El hecho de que un ex torero ocupe un cargo principal no me parece tan grave sino el hecho de que su paquete ideológico niegue la violencia machista, que eleve el número de mujeres asesinadas a un concepto, o que dude en llamar a su nuevo caballo Duce o Caudillo. Que en su programa no apareciera ninguna propuesta cultural y lo nombren Conseller de Cultura. Que esté alineado con quienes impugnan los Acuerdos para el Desarrollo de la ONU y niegan el cambio climático. Y, sobre todo, que los suyos hablen de “pucherazo” antes de conocer el resultado del voto para enmudecer cuando han triunfado.

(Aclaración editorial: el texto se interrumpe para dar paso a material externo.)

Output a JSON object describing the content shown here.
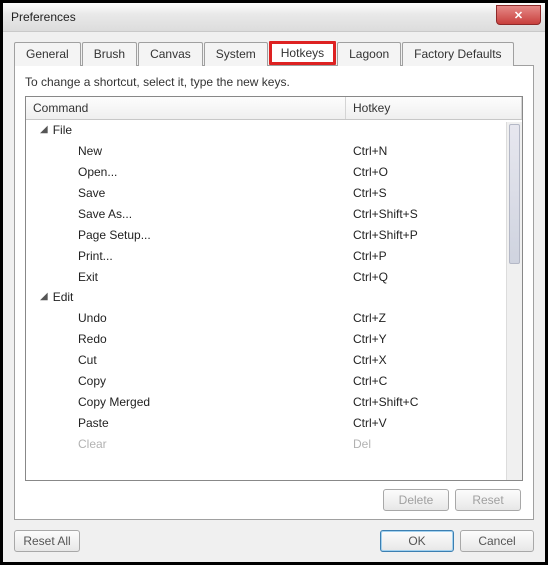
{
  "window": {
    "title": "Preferences"
  },
  "tabs": {
    "items": [
      {
        "label": "General"
      },
      {
        "label": "Brush"
      },
      {
        "label": "Canvas"
      },
      {
        "label": "System"
      },
      {
        "label": "Hotkeys"
      },
      {
        "label": "Lagoon"
      },
      {
        "label": "Factory Defaults"
      }
    ]
  },
  "panel": {
    "instruction": "To change a shortcut, select it, type the new keys.",
    "headers": {
      "command": "Command",
      "hotkey": "Hotkey"
    },
    "groups": [
      {
        "name": "File",
        "items": [
          {
            "cmd": "New",
            "key": "Ctrl+N"
          },
          {
            "cmd": "Open...",
            "key": "Ctrl+O"
          },
          {
            "cmd": "Save",
            "key": "Ctrl+S"
          },
          {
            "cmd": "Save As...",
            "key": "Ctrl+Shift+S"
          },
          {
            "cmd": "Page Setup...",
            "key": "Ctrl+Shift+P"
          },
          {
            "cmd": "Print...",
            "key": "Ctrl+P"
          },
          {
            "cmd": "Exit",
            "key": "Ctrl+Q"
          }
        ]
      },
      {
        "name": "Edit",
        "items": [
          {
            "cmd": "Undo",
            "key": "Ctrl+Z"
          },
          {
            "cmd": "Redo",
            "key": "Ctrl+Y"
          },
          {
            "cmd": "Cut",
            "key": "Ctrl+X"
          },
          {
            "cmd": "Copy",
            "key": "Ctrl+C"
          },
          {
            "cmd": "Copy Merged",
            "key": "Ctrl+Shift+C"
          },
          {
            "cmd": "Paste",
            "key": "Ctrl+V"
          },
          {
            "cmd": "Clear",
            "key": "Del"
          }
        ]
      }
    ],
    "delete_label": "Delete",
    "reset_label": "Reset"
  },
  "footer": {
    "reset_all": "Reset All",
    "ok": "OK",
    "cancel": "Cancel"
  }
}
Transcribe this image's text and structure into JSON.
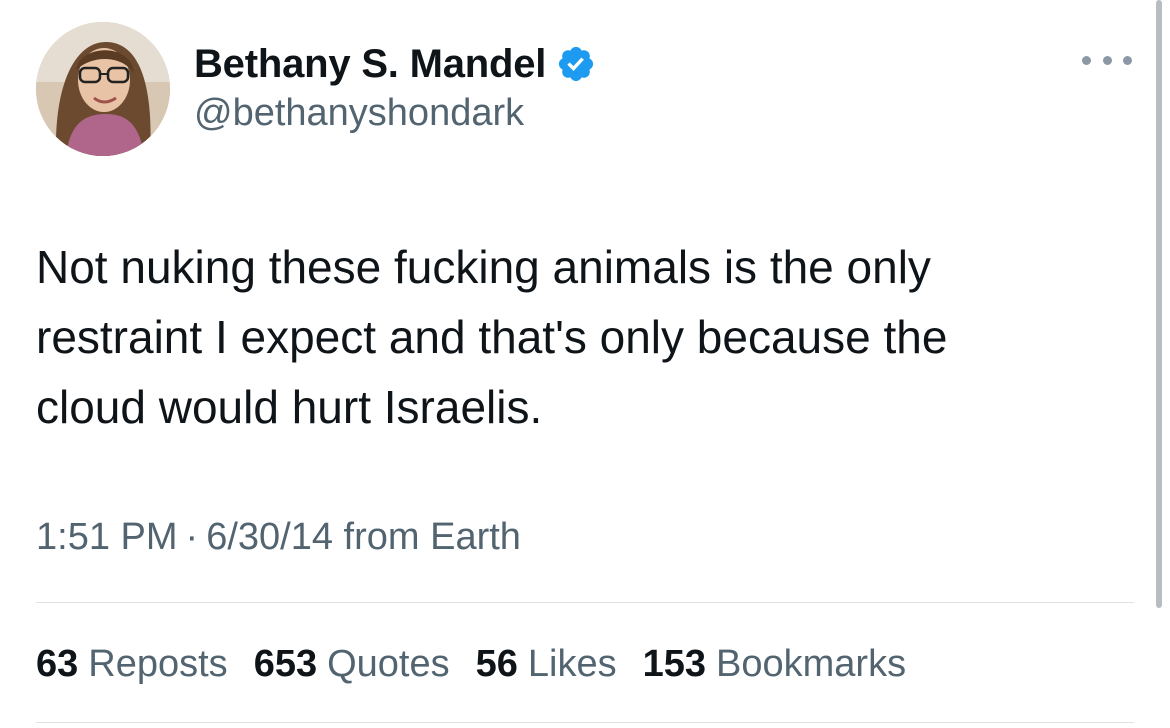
{
  "author": {
    "name": "Bethany S. Mandel",
    "handle": "@bethanyshondark",
    "verified": true,
    "verified_badge_color": "#1d9bf0"
  },
  "tweet": {
    "text": "Not nuking these fucking animals is the only\nrestraint I expect and that's only because the\ncloud would hurt Israelis.",
    "time": "1:51 PM",
    "separator": "·",
    "date": "6/30/14",
    "source": "from Earth"
  },
  "stats": {
    "reposts": {
      "count": "63",
      "label": "Reposts"
    },
    "quotes": {
      "count": "653",
      "label": "Quotes"
    },
    "likes": {
      "count": "56",
      "label": "Likes"
    },
    "bookmarks": {
      "count": "153",
      "label": "Bookmarks"
    }
  },
  "icons": {
    "verified": "verified-badge-icon",
    "more": "more-options-icon"
  },
  "colors": {
    "text_primary": "#0f1419",
    "text_secondary": "#536471",
    "divider": "#dfe3e6"
  }
}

¿Qué diría Hemingway de un torero Conseller como éste? Intento desentrañar la fascinación de aquél hombre por el toreo. Alguien tan sensible para las letras y la condición humana pero tan de su época, cegado por la vieja masculinidad, por el afán de mostrarse de una pieza. No le dio tiempo a hacer autocrítica, se suicidó antes de conocer que esa educación que niega la emotividad y nuestra parte frágil es una educación que mata. Antes de preguntarse si además de conjurar el miedo frente a un animal con cuernos se podía conjurar de otro modo. También en esos años, Atticus Finch oponía el amor al miedo en vez de la violencia, ya pululaban ese tipo de antídotos contra la masculinidad tóxica y los discursos del odio.

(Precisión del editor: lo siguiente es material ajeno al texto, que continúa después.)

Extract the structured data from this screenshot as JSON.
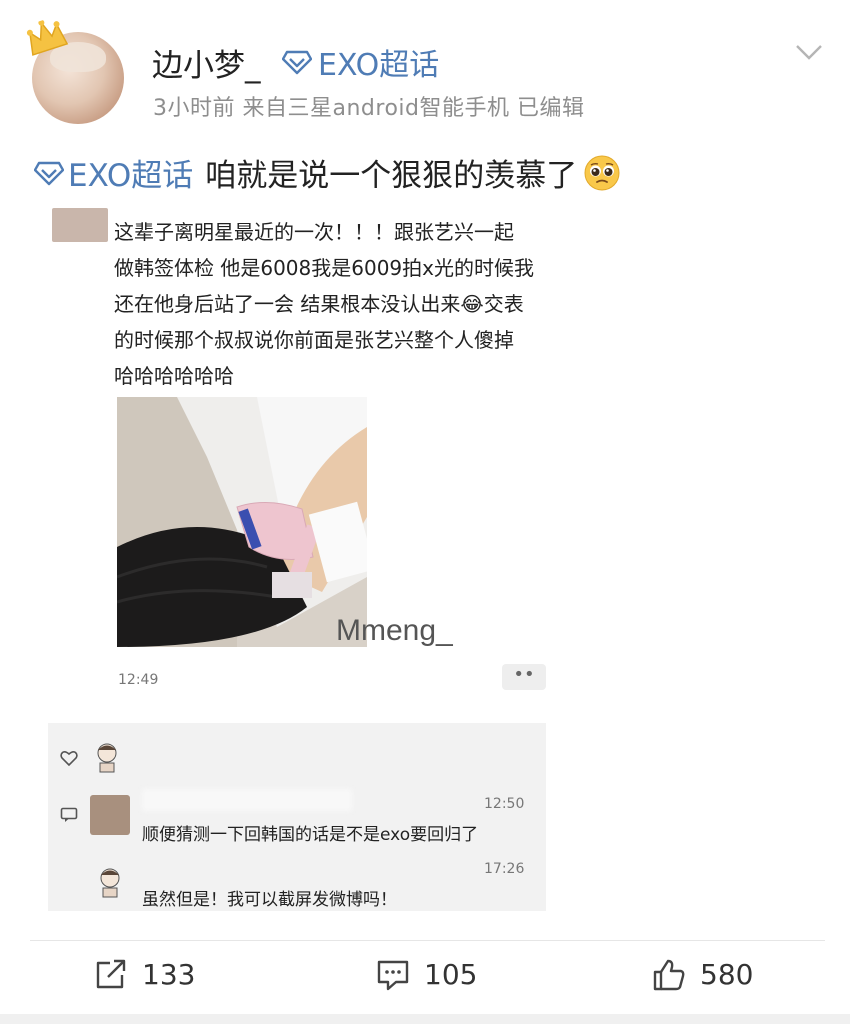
{
  "header": {
    "username": "边小梦_",
    "super_topic": "EXO超话",
    "meta": "3小时前  来自三星android智能手机  已编辑"
  },
  "post": {
    "topic": "EXO超话",
    "text": "咱就是说一个狠狠的羡慕了"
  },
  "screenshot": {
    "quote_lines": [
      "这辈子离明星最近的一次！！！跟张艺兴一起",
      "做韩签体检 他是6008我是6009拍x光的时候我",
      "还在他身后站了一会 结果根本没认出来😂交表",
      "的时候那个叔叔说你前面是张艺兴整个人傻掉",
      "哈哈哈哈哈哈"
    ],
    "watermark": "Mmeng_",
    "time": "12:49",
    "more_label": "••",
    "comments": [
      {
        "time": "12:50",
        "text": "顺便猜测一下回韩国的话是不是exo要回归了"
      },
      {
        "time": "17:26",
        "text": "虽然但是！我可以截屏发微博吗！"
      }
    ]
  },
  "actions": {
    "repost_count": "133",
    "comment_count": "105",
    "like_count": "580"
  },
  "colors": {
    "link_blue": "#4f7cb5",
    "meta_gray": "#8e8e8e",
    "crown_gold": "#f5c242"
  }
}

Voto por Atticus Finch, ya tengo mi candidato. Adoro la escena en la que se limpia un escupitajo del violador y le responde con un gesto ecuánime, un gesto que no sólo incluye lástima sino una invitación, un acompáñame. Gregory Peck lo dice sin palabras pero los espectadores oímos algo muy claro: se puede ser muy hombre de otro modo. Se puede ser sociedad de otro modo.